Die Städtisches Klinikum München GmbH ist Spielball Münchner Wirtschafts- und Machtpolitik. Man wollte die GmbH bereits in eine gGmbH - eine gemeinnützige GmbH - umwandeln. Das hätte die Rechte der Beschäftigten massiv geschwächt. Der Betriebsrat hätte nicht mehr viel zu sagen gehabt, insbesondere bei Betriebsänderungen. Das Vorhaben ist gescheitert. "Aber die Marschrichtung ist klar", sagt der Klinikangestellte. "Aktuelle Idee ist es, die Arbeitnehmervertretungen der fünf Kliniken zu einem einzigen Betriebsrat zusammenfassen."

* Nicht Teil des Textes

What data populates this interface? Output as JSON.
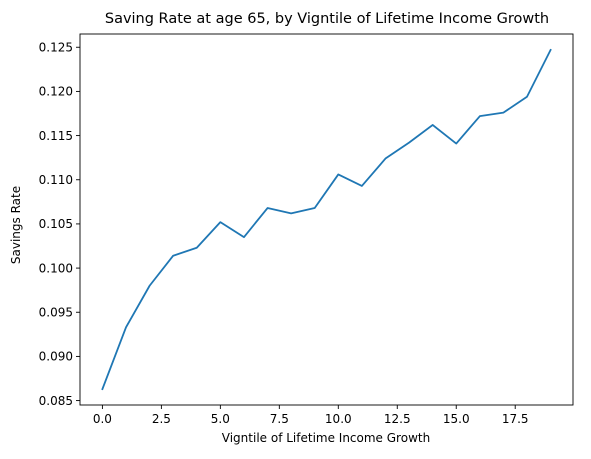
{
  "chart_data": {
    "type": "line",
    "title": "Saving Rate at age 65, by Vigntile of Lifetime Income Growth",
    "xlabel": "Vigntile of Lifetime Income Growth",
    "ylabel": "Savings Rate",
    "xlim": [
      -0.95,
      19.95
    ],
    "ylim": [
      0.0845,
      0.1265
    ],
    "x_ticks": [
      0.0,
      2.5,
      5.0,
      7.5,
      10.0,
      12.5,
      15.0,
      17.5
    ],
    "x_tick_labels": [
      "0.0",
      "2.5",
      "5.0",
      "7.5",
      "10.0",
      "12.5",
      "15.0",
      "17.5"
    ],
    "y_ticks": [
      0.085,
      0.09,
      0.095,
      0.1,
      0.105,
      0.11,
      0.115,
      0.12,
      0.125
    ],
    "y_tick_labels": [
      "0.085",
      "0.090",
      "0.095",
      "0.100",
      "0.105",
      "0.110",
      "0.115",
      "0.120",
      "0.125"
    ],
    "grid": false,
    "legend": "none",
    "series": [
      {
        "color": "#1f77b4",
        "x": [
          0,
          1,
          2,
          3,
          4,
          5,
          6,
          7,
          8,
          9,
          10,
          11,
          12,
          13,
          14,
          15,
          16,
          17,
          18,
          19
        ],
        "y": [
          0.0863,
          0.0933,
          0.098,
          0.1014,
          0.1023,
          0.1052,
          0.1035,
          0.1068,
          0.1062,
          0.1068,
          0.1106,
          0.1093,
          0.1124,
          0.1142,
          0.1162,
          0.1141,
          0.1172,
          0.1176,
          0.1194,
          0.1247
        ]
      }
    ]
  }
}
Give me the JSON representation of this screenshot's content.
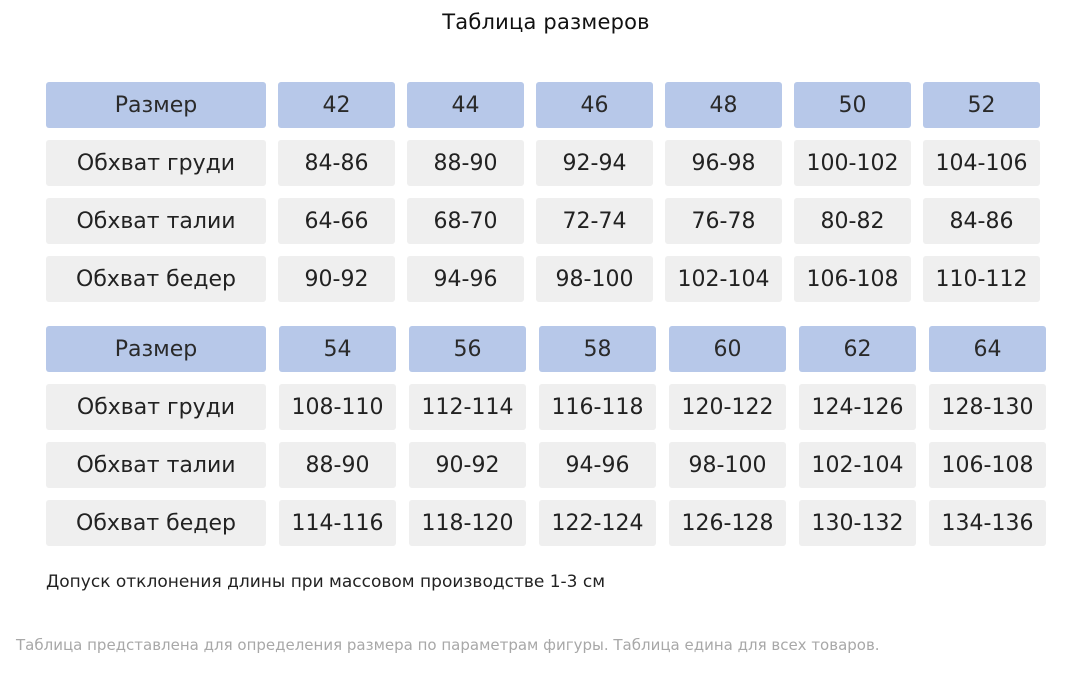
{
  "title": "Таблица размеров",
  "tables": [
    {
      "header": {
        "label": "Размер",
        "sizes": [
          "42",
          "44",
          "46",
          "48",
          "50",
          "52"
        ]
      },
      "rows": [
        {
          "label": "Обхват груди",
          "values": [
            "84-86",
            "88-90",
            "92-94",
            "96-98",
            "100-102",
            "104-106"
          ]
        },
        {
          "label": "Обхват талии",
          "values": [
            "64-66",
            "68-70",
            "72-74",
            "76-78",
            "80-82",
            "84-86"
          ]
        },
        {
          "label": "Обхват бедер",
          "values": [
            "90-92",
            "94-96",
            "98-100",
            "102-104",
            "106-108",
            "110-112"
          ]
        }
      ]
    },
    {
      "header": {
        "label": "Размер",
        "sizes": [
          "54",
          "56",
          "58",
          "60",
          "62",
          "64"
        ]
      },
      "rows": [
        {
          "label": "Обхват груди",
          "values": [
            "108-110",
            "112-114",
            "116-118",
            "120-122",
            "124-126",
            "128-130"
          ]
        },
        {
          "label": "Обхват талии",
          "values": [
            "88-90",
            "90-92",
            "94-96",
            "98-100",
            "102-104",
            "106-108"
          ]
        },
        {
          "label": "Обхват бедер",
          "values": [
            "114-116",
            "118-120",
            "122-124",
            "126-128",
            "130-132",
            "134-136"
          ]
        }
      ]
    }
  ],
  "tolerance_note": "Допуск отклонения длины при массовом производстве 1-3 см",
  "footer_note": "Таблица представлена для определения размера по параметрам фигуры. Таблица едина для всех товаров.",
  "colors": {
    "header_cell": "#b7c8e9",
    "body_cell": "#efefef",
    "footer_text": "#a8a8a8"
  }
}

Whistleblowing von Meinungsfreiheit geschützt

Dass Arbeitnehmer unter bestimmten Voraussetzungen Missstände in Unternehmen offen legen dürfen, entschied der Europäische Gerichtshof für Menschenrechte in seinem Urteil vom 21. Juli 2011. Eine Altenpflegerin stellte erhebliche Personal- und Qualitätsmängel in der Pflege fest. Mehrfach wies sie intern darauf hin. Als die Situation sich nicht verbesserte, machte sie öffentlich auf die Pflegemissstände aufmerksam und zeigte ihren Arbeitgeber an. Dieser kündigte ihr fristlos.

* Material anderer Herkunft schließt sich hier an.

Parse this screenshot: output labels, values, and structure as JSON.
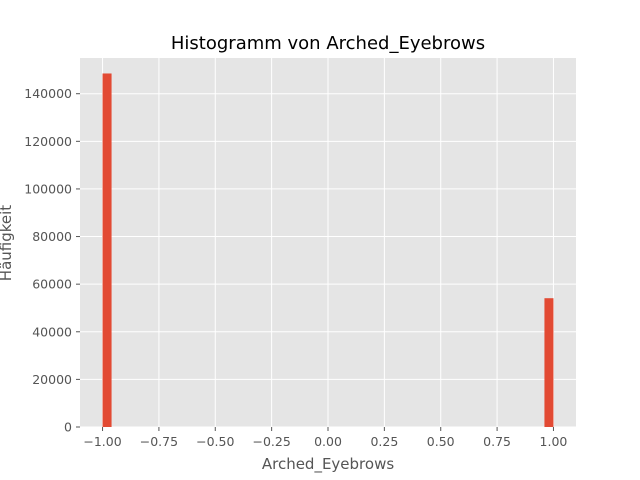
{
  "chart_data": {
    "type": "bar",
    "title": "Histogramm von Arched_Eyebrows",
    "xlabel": "Arched_Eyebrows",
    "ylabel": "Häufigkeit",
    "xlim": [
      -1.1,
      1.1
    ],
    "ylim": [
      0,
      155000
    ],
    "x_ticks": [
      -1.0,
      -0.75,
      -0.5,
      -0.25,
      0.0,
      0.25,
      0.5,
      0.75,
      1.0
    ],
    "x_tick_labels": [
      "−1.00",
      "−0.75",
      "−0.50",
      "−0.25",
      "0.00",
      "0.25",
      "0.50",
      "0.75",
      "1.00"
    ],
    "y_ticks": [
      0,
      20000,
      40000,
      60000,
      80000,
      100000,
      120000,
      140000
    ],
    "y_tick_labels": [
      "0",
      "20000",
      "40000",
      "60000",
      "80000",
      "100000",
      "120000",
      "140000"
    ],
    "bin_width": 0.04,
    "bars": [
      {
        "x_start": -1.0,
        "x_end": -0.96,
        "value": 148500
      },
      {
        "x_start": 0.96,
        "x_end": 1.0,
        "value": 54100
      }
    ],
    "grid": true,
    "colors": {
      "bar": "#E24A33",
      "plot_background": "#E5E5E5",
      "grid": "#FFFFFF"
    }
  }
}
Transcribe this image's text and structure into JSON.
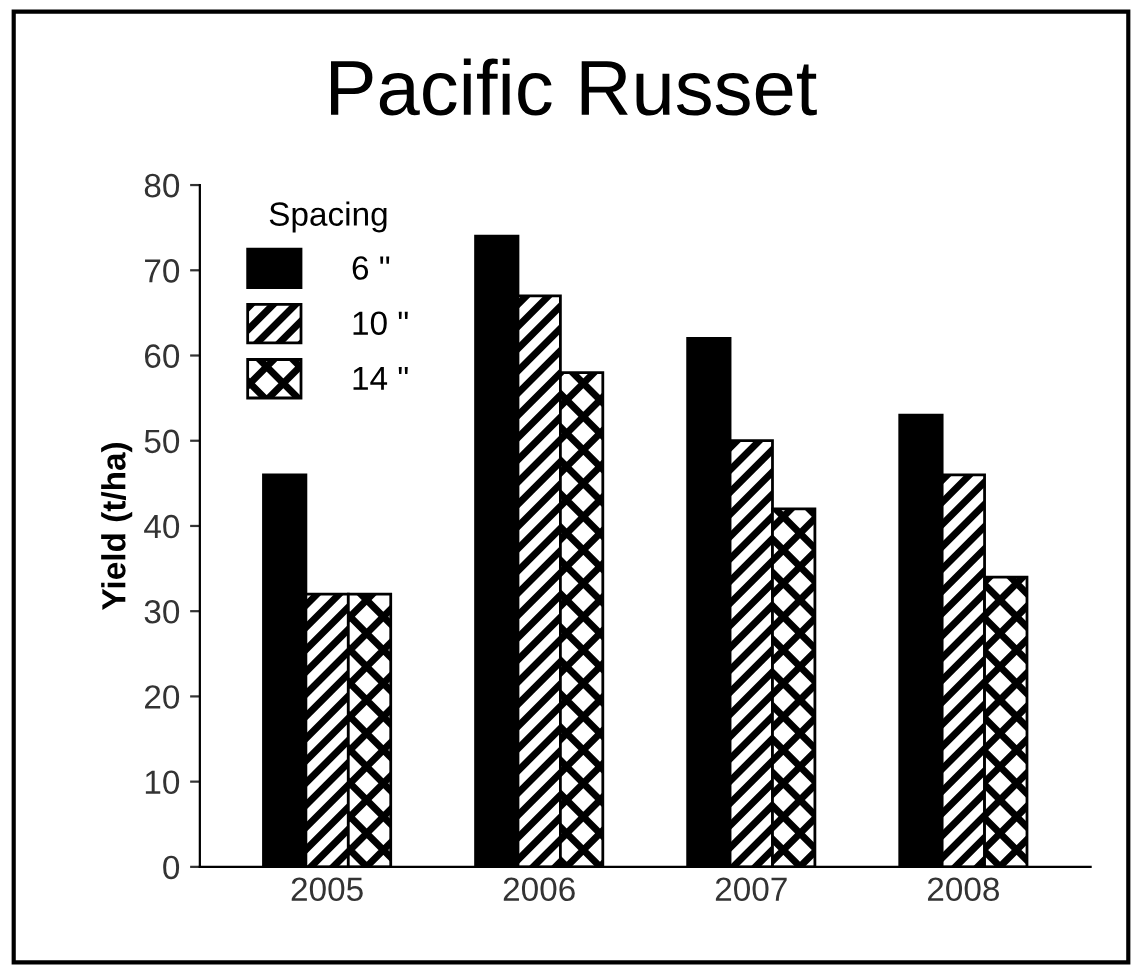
{
  "chart_data": {
    "type": "bar",
    "title": "Pacific Russet",
    "ylabel": "Yield (t/ha)",
    "legend_title": "Spacing",
    "categories": [
      "2005",
      "2006",
      "2007",
      "2008"
    ],
    "series": [
      {
        "name": "6 \"",
        "color": "#000000",
        "values": [
          46,
          74,
          62,
          53
        ]
      },
      {
        "name": "10 \"",
        "color": "#000000",
        "values": [
          32,
          67,
          50,
          46
        ]
      },
      {
        "name": "14 \"",
        "color": "#000000",
        "values": [
          32,
          58,
          42,
          34
        ]
      }
    ],
    "ylim": [
      0,
      80
    ],
    "yticks": [
      0,
      10,
      20,
      30,
      40,
      50,
      60,
      70,
      80
    ],
    "grid": false,
    "legend": "top left"
  }
}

Frühgeborene können nicht für sich sprechen. Foto: Foto: Matt Cunningham. Lizenz: CC BY-ND 2.0.

Das Gericht sah die Altenpflegerin in ihrem Recht auf freie Meinungsäußerung verletzt und erklärte die Kündigung für unwirksam. Das Interesse an der Offenlegung von Missständen in der Altenpflege überwiege das Interesse eines Unternehmens am Schutz seines Rufes und seiner Geschäftsinteressen. Der Beschäftigte müsse allerdings Versuche unternommen haben, die Angelegenheit betriebsintern zu klären. Er müsse "gutgläubig" sein, also glauben, dass die von ihm vorgebrachten Informationen wahr sind. Die behaupteten Tatsachen seien zudem ausführlich darzulegen.

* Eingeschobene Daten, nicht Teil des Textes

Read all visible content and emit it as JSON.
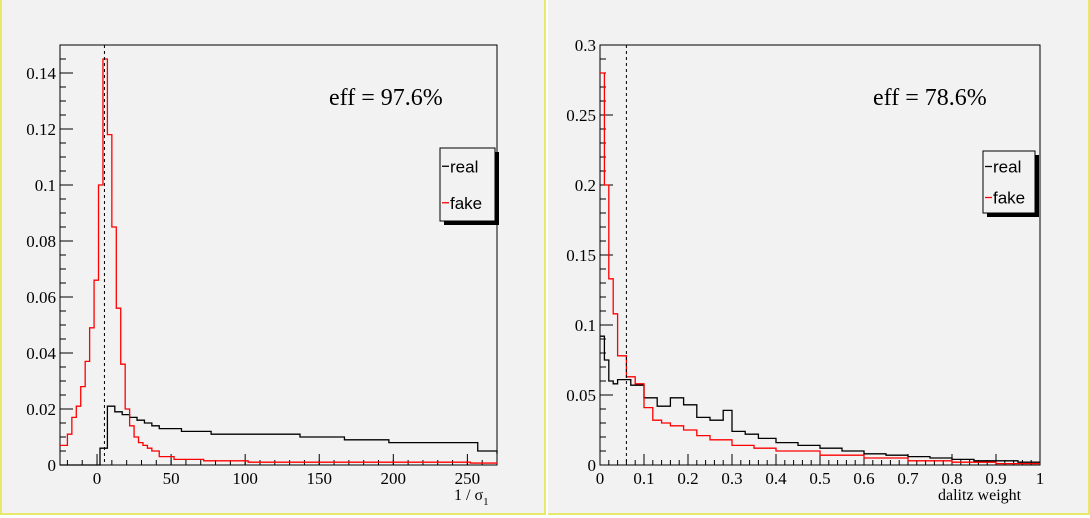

Das Gericht berücksichtigte auch die von einer Kündigung ausgehende Abschreckungswirkung für andere in der Pflege Beschäftigte. Gerade in einem Bereich, in dem es um Menschen gehe, die ihre Rechte selbst nicht wahrnehmen könnten, seien Mitarbeiter am besten geeignet, auf Missstände hinzuweisen.